See Uncedo Taxi Service Association v Maninjwa and Others 1998 (6) BCLR 683 (E) at 691B-C. In that case, Pickering J also dealt with the question of the constitutionality of summary proceedings for contempt of Court and, in particular, the question of the onus. He concludes, at 693D-E:
In my view, therefore, insofar as the summary procedure by way of notice of motion places an onus upon the offender and requires proof of guilt only upon a balance of probabilities it is in conflict with the Constitution Act and such conflict is neither reasonable nor justifiable in terms of section 36. I am in the circumstances satisfied that in motion proceedings the guilt of the offender must be proved beyond reasonable doubt and in this regard the principles contained in ... in S v Fouche 1974 (1) SA 96 (A) at 101F-102A, are, in my view, apposite ...
[14] The question then is whether the applicants have shown beyond reasonable doubt that Mr Moodley is in defiance of an order of this Court. The order of Court was not granted against Mr Moodley. It was granted against the company of which he is a director. However, as pointed out by King AJ in Twentieth Century Fox Film Corporation and Others v Playboy Films (Pty) Ltd and Another 1978 (3) SA 202 (W) at 203C-D:
A director of a company who, with knowledge of an order of Court against the company, causes the company to disobey the order is himself guilty of a contempt of Court. By his act or omission such a director aids and abets the company to be in breach of the order of Court against the company. If it were not so a court would have difficulty in ensuring that an order ad factum praestandum against a company is enforced by a punitive order.
[15] So the question is, did Mr Moodley have notice of the order? I am told that the order was handed to Mr Bala, the manager, and that he faxed it to Mr Moodley. This is hearsay. I am not convinced on these papers, certainly not beyond reasonable doubt, that the order was, in fact, faxed to Mr Moodley.

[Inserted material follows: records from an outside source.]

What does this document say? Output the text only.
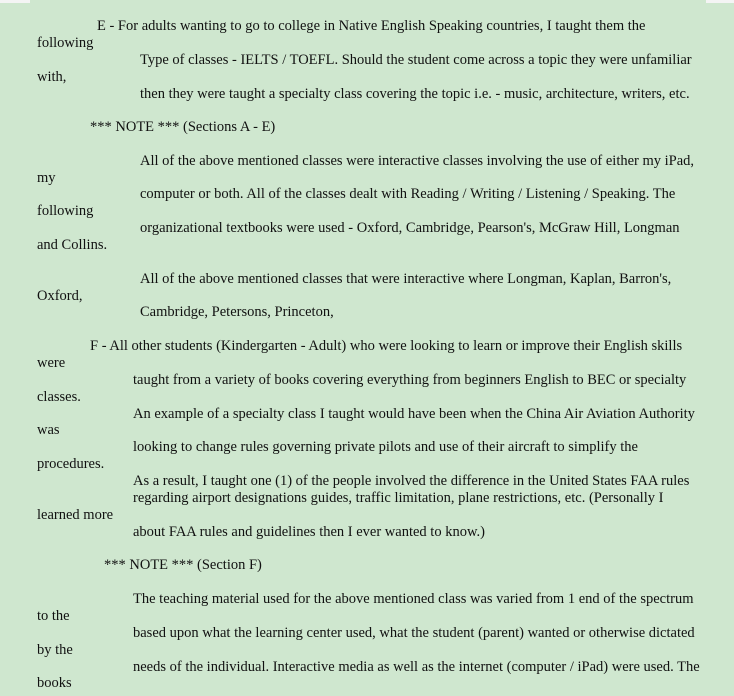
E - For adults wanting to go to college in Native English Speaking countries, I taught them the
following
Type of classes - IELTS / TOEFL. Should the student come across a topic they were unfamiliar
with,
then they were taught a specialty class covering the topic i.e. - music, architecture, writers, etc.
*** NOTE *** (Sections A - E)
All of the above mentioned classes were interactive classes involving the use of either my iPad,
my
computer or both. All of the classes dealt with Reading / Writing / Listening / Speaking. The
following
organizational textbooks were used - Oxford, Cambridge, Pearson's, McGraw Hill, Longman
and Collins.
All of the above mentioned classes that were interactive where Longman, Kaplan, Barron's,
Oxford,
Cambridge, Petersons, Princeton,
F - All other students (Kindergarten - Adult) who were looking to learn or improve their English skills
were
taught from a variety of books covering everything from beginners English to BEC or specialty
classes.
An example of a specialty class I taught would have been when the China Air Aviation Authority
was
looking to change rules governing private pilots and use of their aircraft to simplify the
procedures.
As a result, I taught one (1) of the people involved the difference in the United States FAA rules
regarding airport designations guides, traffic limitation, plane restrictions, etc. (Personally I
learned more
about FAA rules and guidelines then I ever wanted to know.)
*** NOTE *** (Section F)
The teaching material used for the above mentioned class was varied from 1 end of the spectrum
to the
based upon what the learning center used, what the student (parent) wanted or otherwise dictated
by the
needs of the individual. Interactive media as well as the internet (computer / iPad) were used. The
books
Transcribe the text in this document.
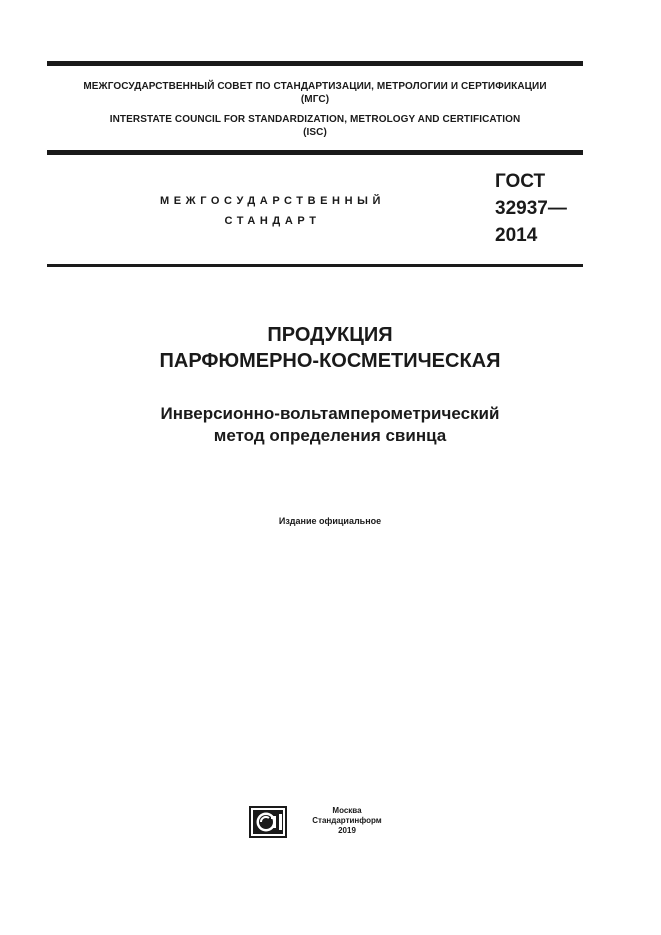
МЕЖГОСУДАРСТВЕННЫЙ СОВЕТ ПО СТАНДАРТИЗАЦИИ, МЕТРОЛОГИИ И СЕРТИФИКАЦИИ
(МГС)
INTERSTATE COUNCIL FOR STANDARDIZATION, METROLOGY AND CERTIFICATION
(ISC)
МЕЖГОСУДАРСТВЕННЫЙ
СТАНДАРТ
ГОСТ
32937—
2014
ПРОДУКЦИЯ
ПАРФЮМЕРНО-КОСМЕТИЧЕСКАЯ
Инверсионно-вольтамперометрический
метод определения свинца
Издание официальное
Москва
Стандартинформ
2019
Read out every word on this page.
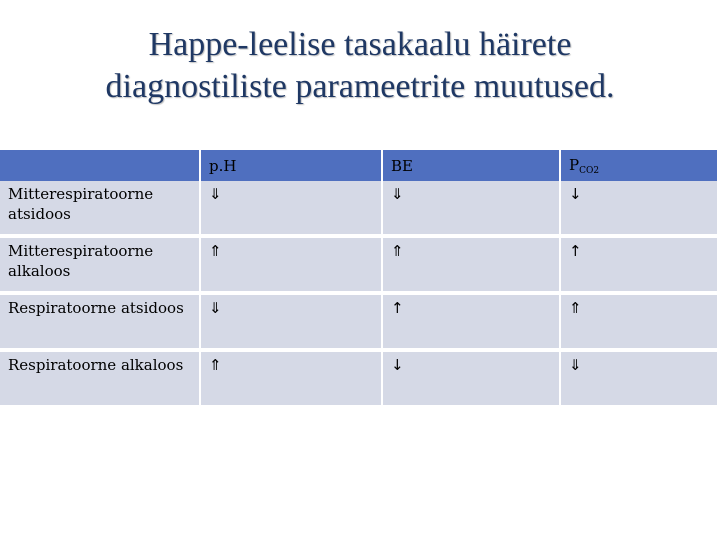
Happe-leelise tasakaalu häirete
diagnostiliste parameetrite muutused.
	p.H	BE	$P_{CO2}$
Mitterespiratoorne atsidoos	⇓	⇓	↓
Mitterespiratoorne alkaloos	⇑	⇑	↑
Respiratoorne atsidoos	⇓	↑	⇑
Respiratoorne alkaloos	⇑	↓	⇓
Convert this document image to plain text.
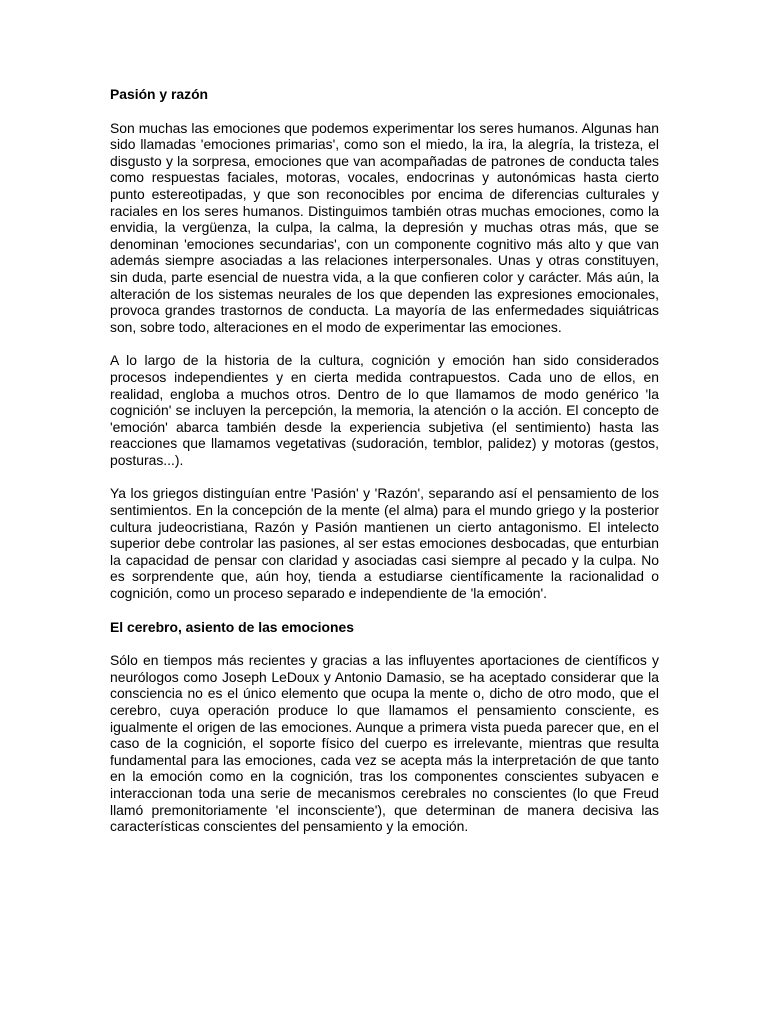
Pasión y razón

Son muchas las emociones que podemos experimentar los seres humanos. Algunas han sido llamadas 'emociones primarias', como son el miedo, la ira, la alegría, la tristeza, el disgusto y la sorpresa, emociones que van acompañadas de patrones de conducta tales como respuestas faciales, motoras, vocales, endocrinas y autonómicas hasta cierto punto estereotipadas, y que son reconocibles por encima de diferencias culturales y raciales en los seres humanos. Distinguimos también otras muchas emociones, como la envidia, la vergüenza, la culpa, la calma, la depresión y muchas otras más, que se denominan 'emociones secundarias', con un componente cognitivo más alto y que van además siempre asociadas a las relaciones interpersonales. Unas y otras constituyen, sin duda, parte esencial de nuestra vida, a la que confieren color y carácter. Más aún, la alteración de los sistemas neurales de los que dependen las expresiones emocionales, provoca grandes trastornos de conducta. La mayoría de las enfermedades siquiátricas son, sobre todo, alteraciones en el modo de experimentar las emociones.

A lo largo de la historia de la cultura, cognición y emoción han sido considerados procesos independientes y en cierta medida contrapuestos. Cada uno de ellos, en realidad, engloba a muchos otros. Dentro de lo que llamamos de modo genérico 'la cognición' se incluyen la percepción, la memoria, la atención o la acción. El concepto de 'emoción' abarca también desde la experiencia subjetiva (el sentimiento) hasta las reacciones que llamamos vegetativas (sudoración, temblor, palidez) y motoras (gestos, posturas...).

Ya los griegos distinguían entre 'Pasión' y 'Razón', separando así el pensamiento de los sentimientos. En la concepción de la mente (el alma) para el mundo griego y la posterior cultura judeocristiana, Razón y Pasión mantienen un cierto antagonismo. El intelecto superior debe controlar las pasiones, al ser estas emociones desbocadas, que enturbian la capacidad de pensar con claridad y asociadas casi siempre al pecado y la culpa. No es sorprendente que, aún hoy, tienda a estudiarse científicamente la racionalidad o cognición, como un proceso separado e independiente de 'la emoción'.

El cerebro, asiento de las emociones

Sólo en tiempos más recientes y gracias a las influyentes aportaciones de científicos y neurólogos como Joseph LeDoux y Antonio Damasio, se ha aceptado considerar que la consciencia no es el único elemento que ocupa la mente o, dicho de otro modo, que el cerebro, cuya operación produce lo que llamamos el pensamiento consciente, es igualmente el origen de las emociones. Aunque a primera vista pueda parecer que, en el caso de la cognición, el soporte físico del cuerpo es irrelevante, mientras que resulta fundamental para las emociones, cada vez se acepta más la interpretación de que tanto en la emoción como en la cognición, tras los componentes conscientes subyacen e interaccionan toda una serie de mecanismos cerebrales no conscientes (lo que Freud llamó premonitoriamente 'el inconsciente'), que determinan de manera decisiva las características conscientes del pensamiento y la emoción.
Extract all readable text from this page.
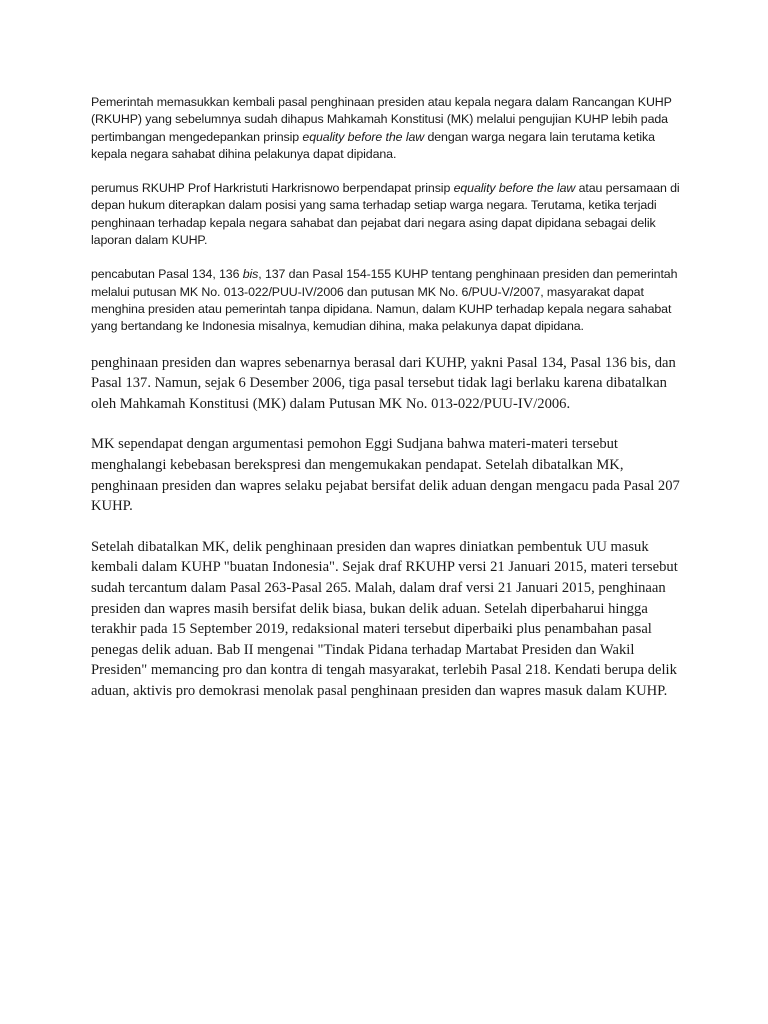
Pemerintah memasukkan kembali pasal penghinaan presiden atau kepala negara dalam Rancangan KUHP (RKUHP) yang sebelumnya sudah dihapus Mahkamah Konstitusi (MK) melalui pengujian KUHP lebih pada pertimbangan mengedepankan prinsip equality before the law dengan warga negara lain terutama ketika kepala negara sahabat dihina pelakunya dapat dipidana.

perumus RKUHP Prof Harkristuti Harkrisnowo berpendapat prinsip equality before the law atau persamaan di depan hukum diterapkan dalam posisi yang sama terhadap setiap warga negara. Terutama, ketika terjadi penghinaan terhadap kepala negara sahabat dan pejabat dari negara asing dapat dipidana sebagai delik laporan dalam KUHP.

pencabutan Pasal 134, 136 bis, 137 dan Pasal 154-155 KUHP tentang penghinaan presiden dan pemerintah melalui putusan MK No. 013-022/PUU-IV/2006 dan putusan MK No. 6/PUU-V/2007, masyarakat dapat menghina presiden atau pemerintah tanpa dipidana. Namun, dalam KUHP terhadap kepala negara sahabat yang bertandang ke Indonesia misalnya, kemudian dihina, maka pelakunya dapat dipidana.

penghinaan presiden dan wapres sebenarnya berasal dari KUHP, yakni Pasal 134, Pasal 136 bis, dan Pasal 137. Namun, sejak 6 Desember 2006, tiga pasal tersebut tidak lagi berlaku karena dibatalkan oleh Mahkamah Konstitusi (MK) dalam Putusan MK No. 013-022/PUU-IV/2006.

MK sependapat dengan argumentasi pemohon Eggi Sudjana bahwa materi-materi tersebut menghalangi kebebasan berekspresi dan mengemukakan pendapat. Setelah dibatalkan MK, penghinaan presiden dan wapres selaku pejabat bersifat delik aduan dengan mengacu pada Pasal 207 KUHP.

Setelah dibatalkan MK, delik penghinaan presiden dan wapres diniatkan pembentuk UU masuk kembali dalam KUHP "buatan Indonesia". Sejak draf RKUHP versi 21 Januari 2015, materi tersebut sudah tercantum dalam Pasal 263-Pasal 265. Malah, dalam draf versi 21 Januari 2015, penghinaan presiden dan wapres masih bersifat delik biasa, bukan delik aduan. Setelah diperbaharui hingga terakhir pada 15 September 2019, redaksional materi tersebut diperbaiki plus penambahan pasal penegas delik aduan. Bab II mengenai "Tindak Pidana terhadap Martabat Presiden dan Wakil Presiden" memancing pro dan kontra di tengah masyarakat, terlebih Pasal 218. Kendati berupa delik aduan, aktivis pro demokrasi menolak pasal penghinaan presiden dan wapres masuk dalam KUHP.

[16] The reply which was made by Mr Bala is also hearsay. No affidavit from him has been placed before this Court. As far as the letter which was written by the applicants' attorneys is concerned, that was also presented to Mr Bala, and it has not been proved beyond reasonable doubt that that came to the attention of Mr Moodley. Although it may be that the Court order did, in fact, come to his knowledge, that has not been proved beyond all reasonable doubt. Because that has not been proved beyond reasonable doubt, it has not been proved that Mr Moodley is in wilful defiance of an order of this Court.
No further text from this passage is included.